Scientific classification
- Kingdom: Animalia
- Phylum: Chordata
- Class: Reptilia
- Clade: Dinosauria
- Clade: Saurischia
- Clade: Theropoda
- Clade: Avialae
- Clade: †Enantiornithes
- Genus: †Jibeinia Hou, 1997
- Species: †J. luanhera
- Binomial name: †Jibeinia luanhera Hou, 1997
- Synonyms: ?Vescornis Zhang et al., 2004;

= Jibeinia =

- Genus: Jibeinia
- Species: luanhera
- Authority: Hou, 1997
- Synonyms: ?Vescornis Zhang et al., 2004
- Parent authority: Hou, 1997

Extinct genus of birds

Jibeinia is a genus of enantiornithean bird. Only one species has been named, Jibeinia luanhera. It is known from one holotype fossil found in the Hebei province, People's Republic of China. This fossil is now lost. The holotype was, however, described and figured in detail by Hou (1997).
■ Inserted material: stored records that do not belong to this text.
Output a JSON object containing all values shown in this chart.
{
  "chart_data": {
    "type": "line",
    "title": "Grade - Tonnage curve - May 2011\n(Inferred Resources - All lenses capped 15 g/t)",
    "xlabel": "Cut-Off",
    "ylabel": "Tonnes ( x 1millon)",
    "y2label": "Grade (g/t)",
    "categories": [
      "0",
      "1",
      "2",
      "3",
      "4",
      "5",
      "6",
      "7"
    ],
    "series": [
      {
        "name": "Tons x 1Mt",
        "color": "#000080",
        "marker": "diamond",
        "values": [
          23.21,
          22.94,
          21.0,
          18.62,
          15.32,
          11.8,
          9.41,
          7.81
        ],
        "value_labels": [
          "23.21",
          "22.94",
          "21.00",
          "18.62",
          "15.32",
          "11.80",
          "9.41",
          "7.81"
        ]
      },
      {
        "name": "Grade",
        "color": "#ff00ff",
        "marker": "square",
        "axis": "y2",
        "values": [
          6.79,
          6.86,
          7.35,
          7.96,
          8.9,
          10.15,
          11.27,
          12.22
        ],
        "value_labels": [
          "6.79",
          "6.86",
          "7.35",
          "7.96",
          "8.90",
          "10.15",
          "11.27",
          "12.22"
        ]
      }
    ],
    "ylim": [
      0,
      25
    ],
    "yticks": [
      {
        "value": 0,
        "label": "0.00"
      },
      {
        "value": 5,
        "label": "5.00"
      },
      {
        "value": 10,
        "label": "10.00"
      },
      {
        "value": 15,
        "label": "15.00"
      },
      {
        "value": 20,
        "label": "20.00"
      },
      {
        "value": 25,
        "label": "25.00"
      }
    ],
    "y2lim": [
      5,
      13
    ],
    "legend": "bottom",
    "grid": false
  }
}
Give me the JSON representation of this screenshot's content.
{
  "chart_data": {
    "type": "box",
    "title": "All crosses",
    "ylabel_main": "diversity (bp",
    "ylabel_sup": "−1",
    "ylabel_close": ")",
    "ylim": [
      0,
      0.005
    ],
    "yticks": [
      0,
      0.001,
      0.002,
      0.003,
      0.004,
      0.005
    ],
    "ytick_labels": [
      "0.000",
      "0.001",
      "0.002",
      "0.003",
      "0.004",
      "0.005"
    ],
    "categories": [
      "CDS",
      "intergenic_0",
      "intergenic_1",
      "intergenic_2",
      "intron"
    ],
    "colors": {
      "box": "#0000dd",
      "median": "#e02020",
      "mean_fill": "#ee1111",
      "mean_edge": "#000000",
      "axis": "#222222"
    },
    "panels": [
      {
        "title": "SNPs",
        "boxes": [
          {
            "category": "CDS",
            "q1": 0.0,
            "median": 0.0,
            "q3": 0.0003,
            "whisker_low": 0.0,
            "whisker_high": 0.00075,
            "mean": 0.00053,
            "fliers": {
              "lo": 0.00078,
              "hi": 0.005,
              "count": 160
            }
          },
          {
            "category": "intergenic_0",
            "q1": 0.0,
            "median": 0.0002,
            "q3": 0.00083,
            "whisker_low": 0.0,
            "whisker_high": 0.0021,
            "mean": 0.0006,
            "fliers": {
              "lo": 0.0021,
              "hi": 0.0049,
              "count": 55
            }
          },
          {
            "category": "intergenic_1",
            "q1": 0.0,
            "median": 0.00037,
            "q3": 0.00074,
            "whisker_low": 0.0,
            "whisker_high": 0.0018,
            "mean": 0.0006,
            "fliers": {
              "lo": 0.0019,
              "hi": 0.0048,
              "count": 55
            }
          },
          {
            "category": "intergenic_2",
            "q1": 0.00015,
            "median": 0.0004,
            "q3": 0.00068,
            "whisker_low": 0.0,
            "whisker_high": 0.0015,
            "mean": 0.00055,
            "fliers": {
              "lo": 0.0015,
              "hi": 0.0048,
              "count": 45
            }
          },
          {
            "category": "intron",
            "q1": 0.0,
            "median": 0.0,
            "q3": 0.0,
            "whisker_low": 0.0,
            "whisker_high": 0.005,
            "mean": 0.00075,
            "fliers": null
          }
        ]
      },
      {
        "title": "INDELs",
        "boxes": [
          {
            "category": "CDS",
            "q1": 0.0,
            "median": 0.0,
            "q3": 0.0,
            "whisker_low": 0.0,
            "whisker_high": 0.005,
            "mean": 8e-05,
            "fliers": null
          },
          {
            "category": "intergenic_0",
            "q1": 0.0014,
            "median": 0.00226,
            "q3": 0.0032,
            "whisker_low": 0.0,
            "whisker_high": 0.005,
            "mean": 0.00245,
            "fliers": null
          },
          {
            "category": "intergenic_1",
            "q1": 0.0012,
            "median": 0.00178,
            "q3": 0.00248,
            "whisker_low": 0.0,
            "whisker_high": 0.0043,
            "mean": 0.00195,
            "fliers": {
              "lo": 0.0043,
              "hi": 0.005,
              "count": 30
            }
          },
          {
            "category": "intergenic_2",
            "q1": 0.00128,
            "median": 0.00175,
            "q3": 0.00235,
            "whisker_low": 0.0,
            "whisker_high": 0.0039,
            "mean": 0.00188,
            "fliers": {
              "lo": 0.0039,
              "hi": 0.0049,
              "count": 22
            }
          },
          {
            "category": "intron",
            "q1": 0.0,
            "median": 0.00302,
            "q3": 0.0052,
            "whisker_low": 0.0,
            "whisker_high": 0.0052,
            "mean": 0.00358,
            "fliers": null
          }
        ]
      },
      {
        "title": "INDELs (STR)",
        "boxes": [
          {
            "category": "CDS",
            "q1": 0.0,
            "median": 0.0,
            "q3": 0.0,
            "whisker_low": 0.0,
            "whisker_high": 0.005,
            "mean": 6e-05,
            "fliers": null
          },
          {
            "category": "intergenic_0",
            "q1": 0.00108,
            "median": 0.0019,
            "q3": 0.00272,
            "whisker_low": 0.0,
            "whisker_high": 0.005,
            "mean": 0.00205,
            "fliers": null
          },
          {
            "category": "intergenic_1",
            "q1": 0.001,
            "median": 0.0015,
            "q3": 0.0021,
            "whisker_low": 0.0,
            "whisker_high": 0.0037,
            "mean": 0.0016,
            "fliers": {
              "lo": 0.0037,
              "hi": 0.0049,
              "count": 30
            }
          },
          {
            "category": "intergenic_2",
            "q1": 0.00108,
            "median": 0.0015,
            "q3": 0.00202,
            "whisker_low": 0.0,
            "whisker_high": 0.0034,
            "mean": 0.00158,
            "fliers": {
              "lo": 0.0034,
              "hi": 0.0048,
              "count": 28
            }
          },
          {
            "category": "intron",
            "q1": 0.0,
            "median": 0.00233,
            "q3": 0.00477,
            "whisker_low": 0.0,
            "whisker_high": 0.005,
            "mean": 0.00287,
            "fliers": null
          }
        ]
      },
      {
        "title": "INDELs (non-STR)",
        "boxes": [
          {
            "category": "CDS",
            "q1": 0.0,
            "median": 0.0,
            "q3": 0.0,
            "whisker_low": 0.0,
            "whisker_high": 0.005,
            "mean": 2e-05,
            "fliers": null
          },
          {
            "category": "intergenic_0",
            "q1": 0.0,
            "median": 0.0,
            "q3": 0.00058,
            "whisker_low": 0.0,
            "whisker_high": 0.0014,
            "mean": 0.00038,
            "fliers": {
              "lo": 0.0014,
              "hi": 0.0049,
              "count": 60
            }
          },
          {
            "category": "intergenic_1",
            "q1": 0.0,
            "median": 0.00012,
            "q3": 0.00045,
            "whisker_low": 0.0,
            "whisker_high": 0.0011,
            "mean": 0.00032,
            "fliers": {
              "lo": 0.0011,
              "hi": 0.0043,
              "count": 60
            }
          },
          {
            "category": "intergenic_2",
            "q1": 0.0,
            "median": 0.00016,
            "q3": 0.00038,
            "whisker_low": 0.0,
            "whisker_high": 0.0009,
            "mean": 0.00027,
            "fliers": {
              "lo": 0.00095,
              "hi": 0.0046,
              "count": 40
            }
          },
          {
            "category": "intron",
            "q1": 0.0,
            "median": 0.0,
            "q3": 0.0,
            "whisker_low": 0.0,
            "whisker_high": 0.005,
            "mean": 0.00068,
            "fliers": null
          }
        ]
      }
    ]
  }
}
In the summer of 1993, the holotype was presented to engineer Li Pai of the Hebei Provincial Office of Geology by a local farmer. Li, along with Hou Linhai and Zhou Zhonghe, investigated the quarry from which it came, at the locality of the Dongtuyao brick factory, Northern Hebei Province, Linjituxiang Village. They determined that it was collected from the Yixian Formation. However, later research into the geology of the area showed that it actually came from similarly aged beds of the Huajiying Formation.

J. luanhera was described from a nearly complete fossil. The fossil seems not to have ever received a catalogue number, nor to have been accessioned by a museum.

==Possible synonyms==
Zhang et al. described a new enantiornithean named Vescornis in 2004. They noted that it was nearly exactly the same size as Jibeinia, and collected from the same locality. They noted several morphological similarities to Jibeinia, but that it also differed in some characters from the written description. They sought to compare the two specimens but learned from Dr. Hou in 2001 that the holotype Jibeinia had been lost, and existing casts were of too poor a quality to be decisive. Thus they conclude that it will be impossible to rule out the possibility that the two are the same species, and that Vescornis is a junior synonym, unless the holotype of Jibeinia is rediscovered.

==Etymology==
The genus name comes from a Latinized form of the Jíbei region and the character Jí, which refers to one of the nine geographical divisions of ancient China. The specific name is after the Luanhe River.